「神話の世界に生きる人間」ノースマン 導かれし復讐者 文字読みさんの映画レビュー(感想・評価)
神話の世界に生きる人間
2022年。ロバート・エガース監督。9世紀の北欧、キリスト教以前の神話の世界を背景に、父を殺された王子の復讐を描く。父親が殺されるまでの生活、ヴァイキングの一員として略奪にあけくれる数年間、「啓示」を受けて復讐を思い出してフィンランドへ渡る、そして復讐の実行。
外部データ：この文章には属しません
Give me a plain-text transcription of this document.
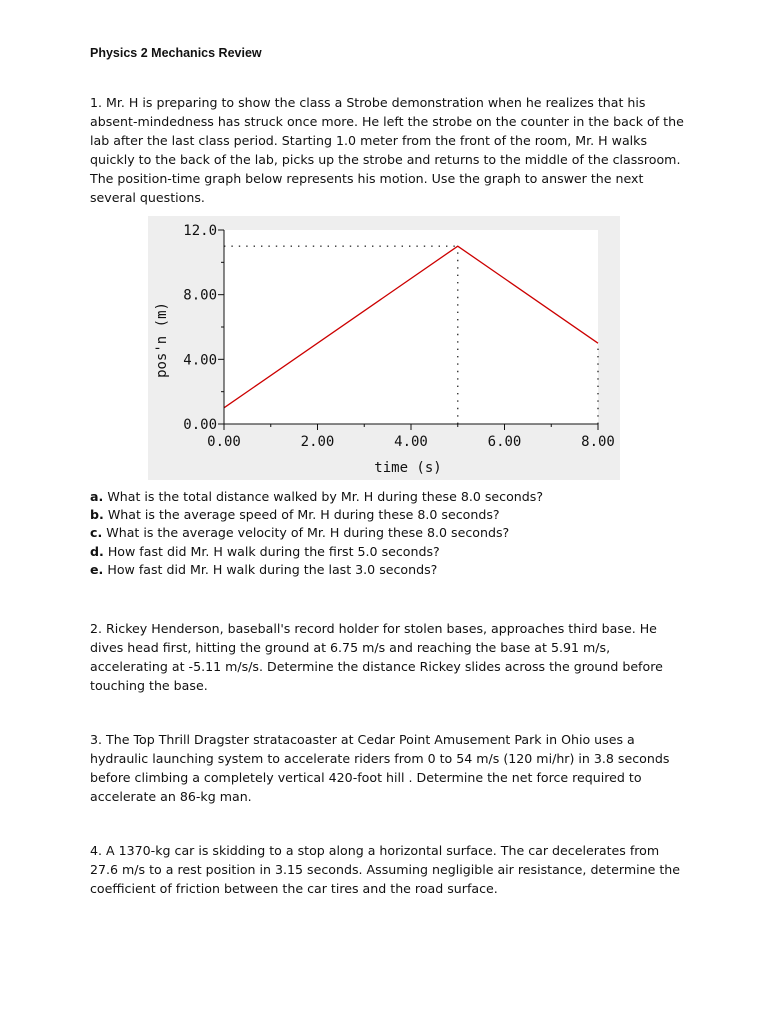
Physics 2 Mechanics Review

1. Mr. H is preparing to show the class a Strobe demonstration when he realizes that his absent-mindedness has struck once more. He left the strobe on the counter in the back of the lab after the last class period. Starting 1.0 meter from the front of the room, Mr. H walks quickly to the back of the lab, picks up the strobe and returns to the middle of the classroom. The position-time graph below represents his motion. Use the graph to answer the next several questions.

0.00	2.00	4.00	6.00	8.00
0.00
4.00
8.00
12.0
time (s)
pos'n (m)
a. What is the total distance walked by Mr. H during these 8.0 seconds?
b. What is the average speed of Mr. H during these 8.0 seconds?
c. What is the average velocity of Mr. H during these 8.0 seconds?
d. How fast did Mr. H walk during the first 5.0 seconds?
e. How fast did Mr. H walk during the last 3.0 seconds?

2. Rickey Henderson, baseball's record holder for stolen bases, approaches third base. He dives head first, hitting the ground at 6.75 m/s and reaching the base at 5.91 m/s, accelerating at -5.11 m/s/s. Determine the distance Rickey slides across the ground before touching the base.

3. The Top Thrill Dragster stratacoaster at Cedar Point Amusement Park in Ohio uses a hydraulic launching system to accelerate riders from 0 to 54 m/s (120 mi/hr) in 3.8 seconds before climbing a completely vertical 420-foot hill . Determine the net force required to accelerate an 86-kg man.

4. A 1370-kg car is skidding to a stop along a horizontal surface. The car decelerates from 27.6 m/s to a rest position in 3.15 seconds. Assuming negligible air resistance, determine the coefficient of friction between the car tires and the road surface.
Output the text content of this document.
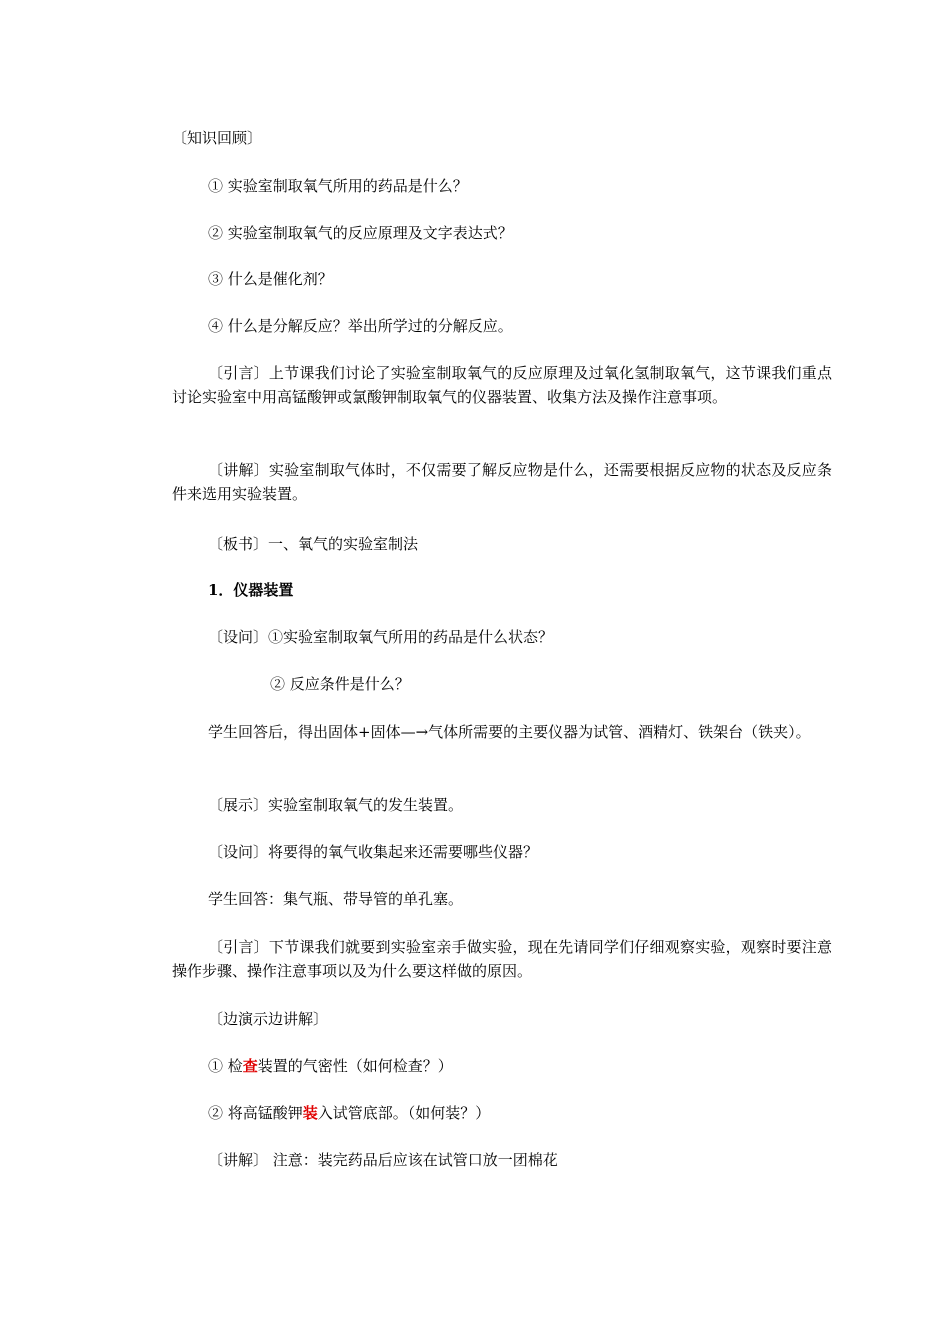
〔知识回顾〕
① 实验室制取氧气所用的药品是什么？
② 实验室制取氧气的反应原理及文字表达式？
③ 什么是催化剂？
④ 什么是分解反应？举出所学过的分解反应。
〔引言〕上节课我们讨论了实验室制取氧气的反应原理及过氧化氢制取氧气，这节课我们重点讨论实验室中用高锰酸钾或氯酸钾制取氧气的仪器装置、收集方法及操作注意事项。
〔讲解〕实验室制取气体时，不仅需要了解反应物是什么，还需要根据反应物的状态及反应条件来选用实验装置。
〔板书〕一、氧气的实验室制法
1．仪器装置
〔设问〕①实验室制取氧气所用的药品是什么状态？
② 反应条件是什么？
学生回答后，得出固体+固体—→气体所需要的主要仪器为试管、酒精灯、铁架台（铁夹）。
〔展示〕实验室制取氧气的发生装置。
〔设问〕将要得的氧气收集起来还需要哪些仪器？
学生回答：集气瓶、带导管的单孔塞。
〔引言〕下节课我们就要到实验室亲手做实验，现在先请同学们仔细观察实验，观察时要注意操作步骤、操作注意事项以及为什么要这样做的原因。
〔边演示边讲解〕
① 检查装置的气密性（如何检查？）
② 将高锰酸钾装入试管底部。（如何装？）
〔讲解〕 注意：装完药品后应该在试管口放一团棉花
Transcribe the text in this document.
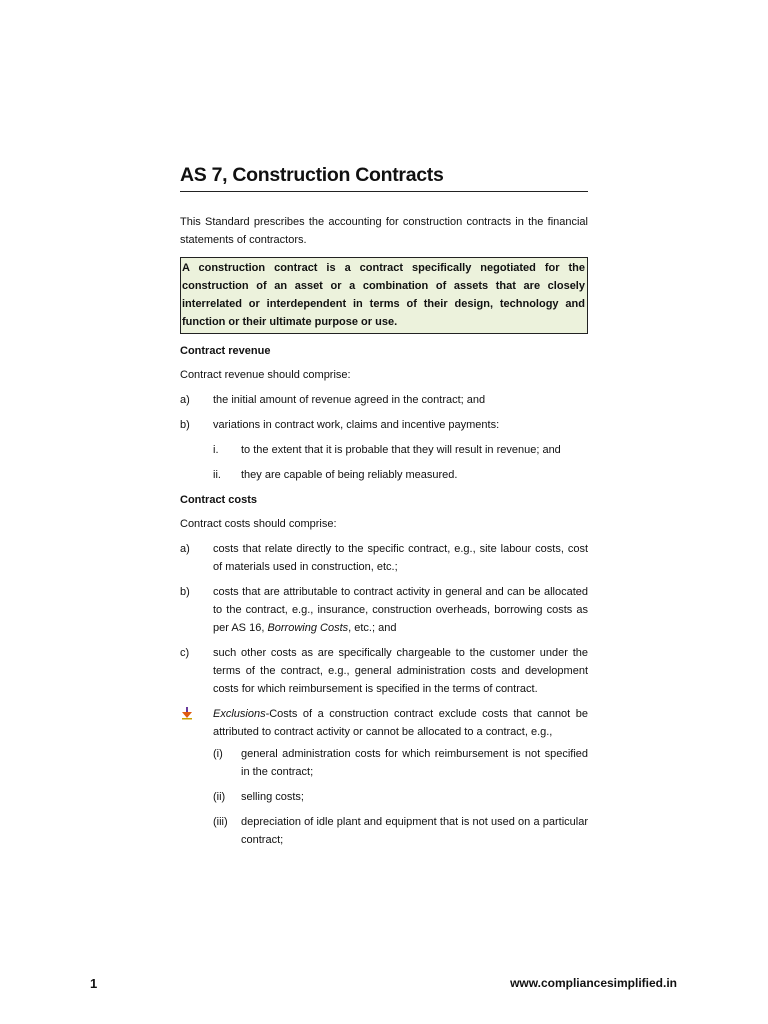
AS 7, Construction Contracts
This Standard prescribes the accounting for construction contracts in the financial statements of contractors.
A construction contract is a contract specifically negotiated for the construction of an asset or a combination of assets that are closely interrelated or interdependent in terms of their design, technology and function or their ultimate purpose or use.
Contract revenue
Contract revenue should comprise:
a) the initial amount of revenue agreed in the contract; and
b) variations in contract work, claims and incentive payments:
i. to the extent that it is probable that they will result in revenue; and
ii. they are capable of being reliably measured.
Contract costs
Contract costs should comprise:
a) costs that relate directly to the specific contract, e.g., site labour costs, cost of materials used in construction, etc.;
b) costs that are attributable to contract activity in general and can be allocated to the contract, e.g., insurance, construction overheads, borrowing costs as per AS 16, Borrowing Costs, etc.; and
c) such other costs as are specifically chargeable to the customer under the terms of the contract, e.g., general administration costs and development costs for which reimbursement is specified in the terms of contract.
Exclusions-Costs of a construction contract exclude costs that cannot be attributed to contract activity or cannot be allocated to a contract, e.g.,
(i) general administration costs for which reimbursement is not specified in the contract;
(ii) selling costs;
(iii) depreciation of idle plant and equipment that is not used on a particular contract;
1	www.compliancesimplified.in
神話とともに生きる北欧の人々の気高く荒々しい姿をテキパキと表現していく。
キリスト教以前であるとともにヒューマニティ以前でもあるので、男たちは熊や狼や狐や犬といった獣と一体となって叫ぶ。生きる意味は「名誉」を失わないことにあり、死は「ヴァルハラ」(天国みたいなところ)へと転生する旅であり、人生は運命の糸によって既に定められたものである。
なんでも描けてしまうCGで描き出すのは、寒々しい景色と冷たい雨、うねる海原。男たちも大柄だが、インド映画に比べればいずれも「神話的」とはいいかねる「人間」のスケールだと言わざるをえない。それが悪いわけではないけれども。